The paper presents such data integrity checks for building automation applications, with examples using data recorded from a real building automation project – the very interesting case of Aspern Smart City Research – the largest and most innovative energy research project in all of Europe.
A major component of the developed solution for integrity checks is the semantic modeling of data. For prototyping and evaluation of data integrity check algorithms, a software test environment was designed and used for preprocessing and storing data, corresponding semantic model data access and automated execution of data integrity checks.

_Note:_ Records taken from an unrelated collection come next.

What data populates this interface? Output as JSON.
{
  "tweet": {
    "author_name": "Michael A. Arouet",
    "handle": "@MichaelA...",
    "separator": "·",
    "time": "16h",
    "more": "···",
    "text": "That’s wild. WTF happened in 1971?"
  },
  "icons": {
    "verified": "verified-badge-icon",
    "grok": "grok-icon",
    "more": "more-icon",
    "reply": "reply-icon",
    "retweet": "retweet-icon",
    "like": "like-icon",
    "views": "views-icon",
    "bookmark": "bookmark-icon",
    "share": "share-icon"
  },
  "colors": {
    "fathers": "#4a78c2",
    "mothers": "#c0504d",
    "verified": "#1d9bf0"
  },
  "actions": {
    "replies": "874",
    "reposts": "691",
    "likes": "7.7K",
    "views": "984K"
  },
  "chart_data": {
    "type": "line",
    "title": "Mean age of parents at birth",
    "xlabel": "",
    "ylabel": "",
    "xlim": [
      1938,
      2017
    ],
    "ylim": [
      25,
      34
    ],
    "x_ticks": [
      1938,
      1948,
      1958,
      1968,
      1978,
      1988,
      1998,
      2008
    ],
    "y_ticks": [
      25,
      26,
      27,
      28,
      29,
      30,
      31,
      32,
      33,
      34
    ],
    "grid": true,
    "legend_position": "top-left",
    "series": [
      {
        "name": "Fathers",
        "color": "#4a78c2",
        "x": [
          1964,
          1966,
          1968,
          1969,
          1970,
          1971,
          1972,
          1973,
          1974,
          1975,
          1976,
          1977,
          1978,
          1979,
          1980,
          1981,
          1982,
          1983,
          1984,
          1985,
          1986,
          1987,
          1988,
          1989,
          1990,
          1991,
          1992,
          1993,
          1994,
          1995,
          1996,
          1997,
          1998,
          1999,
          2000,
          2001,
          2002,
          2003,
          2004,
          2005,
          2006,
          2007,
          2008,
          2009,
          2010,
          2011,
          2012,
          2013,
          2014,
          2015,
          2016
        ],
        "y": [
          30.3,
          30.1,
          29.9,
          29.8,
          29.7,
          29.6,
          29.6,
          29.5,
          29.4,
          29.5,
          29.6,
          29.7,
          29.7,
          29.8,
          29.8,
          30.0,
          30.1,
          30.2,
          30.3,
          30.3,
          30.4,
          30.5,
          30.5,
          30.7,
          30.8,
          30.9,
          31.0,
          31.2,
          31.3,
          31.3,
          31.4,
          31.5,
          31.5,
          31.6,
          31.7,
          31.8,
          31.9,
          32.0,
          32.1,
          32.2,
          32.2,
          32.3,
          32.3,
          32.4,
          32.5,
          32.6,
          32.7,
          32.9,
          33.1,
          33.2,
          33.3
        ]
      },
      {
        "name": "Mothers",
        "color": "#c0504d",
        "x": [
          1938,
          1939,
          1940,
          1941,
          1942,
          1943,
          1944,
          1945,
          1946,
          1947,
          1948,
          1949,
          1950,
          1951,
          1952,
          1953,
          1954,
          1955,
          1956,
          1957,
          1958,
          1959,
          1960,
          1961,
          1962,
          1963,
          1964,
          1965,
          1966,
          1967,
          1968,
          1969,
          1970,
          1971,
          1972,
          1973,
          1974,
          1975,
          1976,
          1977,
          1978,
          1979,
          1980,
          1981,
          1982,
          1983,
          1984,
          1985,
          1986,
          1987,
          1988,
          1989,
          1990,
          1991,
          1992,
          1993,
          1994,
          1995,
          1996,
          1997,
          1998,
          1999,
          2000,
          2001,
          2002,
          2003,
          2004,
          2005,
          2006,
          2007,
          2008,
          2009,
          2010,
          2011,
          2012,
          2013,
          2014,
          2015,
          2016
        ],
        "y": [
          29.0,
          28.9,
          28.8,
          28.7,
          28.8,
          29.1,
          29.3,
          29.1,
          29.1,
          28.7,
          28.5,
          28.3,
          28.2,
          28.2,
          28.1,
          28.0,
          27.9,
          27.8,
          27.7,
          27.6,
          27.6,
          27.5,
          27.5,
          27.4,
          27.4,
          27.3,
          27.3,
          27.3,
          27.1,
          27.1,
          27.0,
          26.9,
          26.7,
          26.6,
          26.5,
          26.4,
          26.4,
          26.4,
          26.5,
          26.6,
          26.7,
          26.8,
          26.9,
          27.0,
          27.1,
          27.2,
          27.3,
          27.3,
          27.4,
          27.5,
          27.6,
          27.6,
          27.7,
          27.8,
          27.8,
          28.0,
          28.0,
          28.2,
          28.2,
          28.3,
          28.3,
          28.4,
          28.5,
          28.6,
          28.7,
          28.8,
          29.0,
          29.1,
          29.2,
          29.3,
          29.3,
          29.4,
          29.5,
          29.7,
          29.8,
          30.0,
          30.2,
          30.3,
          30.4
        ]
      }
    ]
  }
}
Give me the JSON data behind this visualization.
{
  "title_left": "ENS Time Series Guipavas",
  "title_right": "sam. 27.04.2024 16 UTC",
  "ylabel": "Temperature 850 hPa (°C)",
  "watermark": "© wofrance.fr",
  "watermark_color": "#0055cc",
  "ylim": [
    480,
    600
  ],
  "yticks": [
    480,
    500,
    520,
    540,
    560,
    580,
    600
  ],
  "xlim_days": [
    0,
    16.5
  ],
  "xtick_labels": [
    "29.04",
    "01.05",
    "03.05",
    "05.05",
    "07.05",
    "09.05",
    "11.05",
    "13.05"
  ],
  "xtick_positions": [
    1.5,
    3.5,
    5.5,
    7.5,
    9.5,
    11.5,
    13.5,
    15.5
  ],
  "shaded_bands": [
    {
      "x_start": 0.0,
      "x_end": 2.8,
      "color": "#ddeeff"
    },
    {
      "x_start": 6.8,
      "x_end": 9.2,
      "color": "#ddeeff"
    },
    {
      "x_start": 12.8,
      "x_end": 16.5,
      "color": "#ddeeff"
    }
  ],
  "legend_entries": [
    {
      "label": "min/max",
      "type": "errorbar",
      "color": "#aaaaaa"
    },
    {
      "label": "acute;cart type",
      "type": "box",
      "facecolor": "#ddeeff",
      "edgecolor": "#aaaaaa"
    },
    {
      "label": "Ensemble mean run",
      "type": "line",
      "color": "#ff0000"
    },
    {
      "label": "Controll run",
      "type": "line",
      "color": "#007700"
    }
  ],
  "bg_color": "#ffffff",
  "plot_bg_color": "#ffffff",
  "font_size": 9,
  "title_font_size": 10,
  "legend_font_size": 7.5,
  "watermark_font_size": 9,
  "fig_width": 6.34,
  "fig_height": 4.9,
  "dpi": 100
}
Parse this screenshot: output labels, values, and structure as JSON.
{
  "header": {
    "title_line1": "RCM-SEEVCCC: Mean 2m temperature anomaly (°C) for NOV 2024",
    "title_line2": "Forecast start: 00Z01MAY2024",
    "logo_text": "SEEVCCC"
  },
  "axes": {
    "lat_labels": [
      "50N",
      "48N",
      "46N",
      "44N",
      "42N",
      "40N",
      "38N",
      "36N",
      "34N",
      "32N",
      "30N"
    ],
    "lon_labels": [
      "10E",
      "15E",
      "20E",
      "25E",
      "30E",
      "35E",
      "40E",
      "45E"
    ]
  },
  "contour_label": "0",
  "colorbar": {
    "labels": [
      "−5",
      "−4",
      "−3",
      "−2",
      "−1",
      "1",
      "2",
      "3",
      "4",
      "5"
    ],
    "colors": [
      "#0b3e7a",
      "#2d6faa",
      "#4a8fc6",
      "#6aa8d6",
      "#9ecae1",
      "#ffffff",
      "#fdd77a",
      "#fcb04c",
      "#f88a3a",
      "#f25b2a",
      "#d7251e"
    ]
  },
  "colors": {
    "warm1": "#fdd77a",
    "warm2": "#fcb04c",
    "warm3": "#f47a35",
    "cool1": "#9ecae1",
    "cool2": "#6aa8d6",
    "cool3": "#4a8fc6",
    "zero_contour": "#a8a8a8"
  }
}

The software development environment consists of three main parts – a time series database, a graph database to store semantic information, and a data workflow management platform. Researchers used GraphDB to store semantic metadata. As authors highlight, semantic data is a key component to “achieve a high degree of automation in setting up the checks [and] it is only through them that the recorded time series data are given context and meaning.” This use of semantic technology is already proven to be efficient in practice – two of the leading vendors of Building Management Systems already use GraphDB to support more efficient operations of tens of thousands of buildings around the globe.Semantic data is a key component to achieve a high degree of automation in setting up the checks and it is only through them that the recorded time series data are given context and meaning. Click To Tweet
The highlighted research showcased that it takes a semantic data approach to tackle the challenges of the increasingly complex environments we interact with. Building efficient applications for such environments relies on the right data. And the right data is the data put in context and made meaningful. Maturing over time, RDF graph databases and semantic technologies are proving to be a reliable solution for bringing context and meaning to data and factoring in interoperability, sustainability and repeatability in data projects.